Sur les marchés de gros, le prix de l'électricité a grimpé à 820 euros par mégawattheures (MWh) en Allemagne sur la bourse Epex, entre 17 et 19 heures le mercredi 6 novembre. Soit dix fois plus que d'habitude, puisqu'il s'élevait en moyenne, ces derniers mois, entre 60 et 80 euros/MWh. Certes, la flambée n'a pas duré : une heure plus tard, les cours étaient retombés à 450 euros/MWh, avant de flirter à nouveau autour des 100 euros/MWh depuis.
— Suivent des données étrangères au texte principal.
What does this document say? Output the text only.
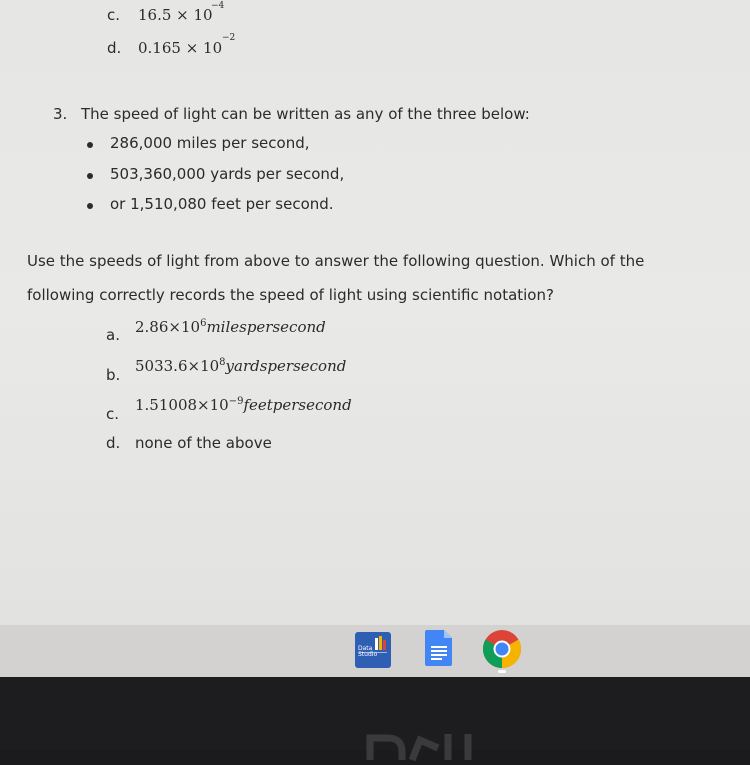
c. 16.5 × 10
−4
d. 0.165 × 10
−2
3. The speed of light can be written as any of the three below:
286,000 miles per second,
503,360,000 yards per second,
or 1,510,080 feet per second.
Use the speeds of light from above to answer the following question. Which of the
following correctly records the speed of light using scientific notation?
a. $2.86\times 10^6milespersecond$
b. $5033.6\times 10^8yardspersecond$
c. $1.51008\times 10^{-9}feetpersecond$
d. none of the above
Data
Studio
Mais l'événement a suffi à alerter les médias nationaux : « Le prix de l'électricité est le plus élevé depuis la crise énergétique », titrait ce matin le quotidien économique Handelsblatt, relevant que le « sombre marasme » était « temporairement devenu réalité ».
« L'électricité est soudainement aussi chère le soir qu'elle l'était en pleine crise énergétique en 2022 », soulignait la veille l'hebdomadaire d'affaires Wirtschaftswoche.
Centrales « d'extrême-pointe »
Concrètement, au manque cruel de vent et à l'absence de soleil s'est ajoutée une reprise de la consommation, en raison de températures plus froides que prévu. Ce qui a obligé l'Allemagne à faire fonctionner des centrales au fioul dites « de pointe », c'est-à-dire appelées en dernier recours, pour répondre à la demande. Mais ces installations coûtent cher à faire tourner, non seulement en raison du prix du combustible brûlé - le fioul, donc -, mais aussi du coût du CO2 associé et, surtout, de frais de démarrage importants.
Or, ce sont les centrales allumées en dernier, dites « marginales », qui fixent le prix sur le marché de l'électricité à chaque instant. Et ce, pour une raison précise : s'il coûtait plus cher au propriétaire de l'une d'entre elles de la mettre en route plutôt que de ne pas produire, celui-ci privilégierait la deuxième option... ce qui conduirait à un déficit d'offre.
« Paradoxalement, c'est ce qui permet d'assurer un prix le plus bas en moyenne sur l'année. Sans des pics quelques heures par an, on ne rémunèrerait pas les actifs d'extrême-pointe qui assurent l'équilibre offre-demande lors des moments de tension », explique Emeric de Vigan, responsable des marchés de l'électricité chez Kpler.
Seulement voilà : ce type d'épisode pourrait bien se répéter davantage que « quelques heures par an ». L'Allemagne a fermé ses dernières centrales nucléaires, et se fixe désormais comme objectif d'atteindre un mix électrique 100% renouvelable d'ici à 2035 - sans charbon ni gaz, donc. Mais le pays ne peut pas compter sur beaucoup de barrages, et l'éolien et le solaire, qu'il développe massivement, resteront très sensibles à la météo. Mercredi après-midi, l'énergie éolienne n'a participé au mix qu'à hauteur de 58 mégawatts (MW), contre 11.700 MW pour le lignite et 13.464 MW pour le gaz.
Des « signaux locaux » pour baisser sa consommation
Face à ce problème, le ministère de l'Economie allemand avait proposé, courant juillet une mesure aussi novatrice que controversée : les « signaux locaux ». Le principe : s'il y a peu d'énergie éolienne et solaire injectée à un instant T dans une région donnée, quiconque réduira sa production sera récompensé, et sanctionné dans le cas contraire. Et ce, à travers des variations locales des prix, censés refléter « la rareté ou l'excédent d'électricité » à l'endroit en question, avait expliqué l'exécutif.
Autrement dit, si une telle mesure était appliquée, les entreprises devraient baser leur production sur la météo. De quoi « soulager le réseau », très bien servi lorsque le vent souffle et que le soleil brille mais sous-alimenté quand les conditions climatiques ne sont pas réunies. Un projet « complètement fou », s'était indigné dans la foulée Christoph Ahlhaus, président de l'association représentant des entreprises de taille moyenne BVMW, affirmant que « les machines ont besoin d'électricité fiable et abordable 24 heures sur 24, 365 jours par an ».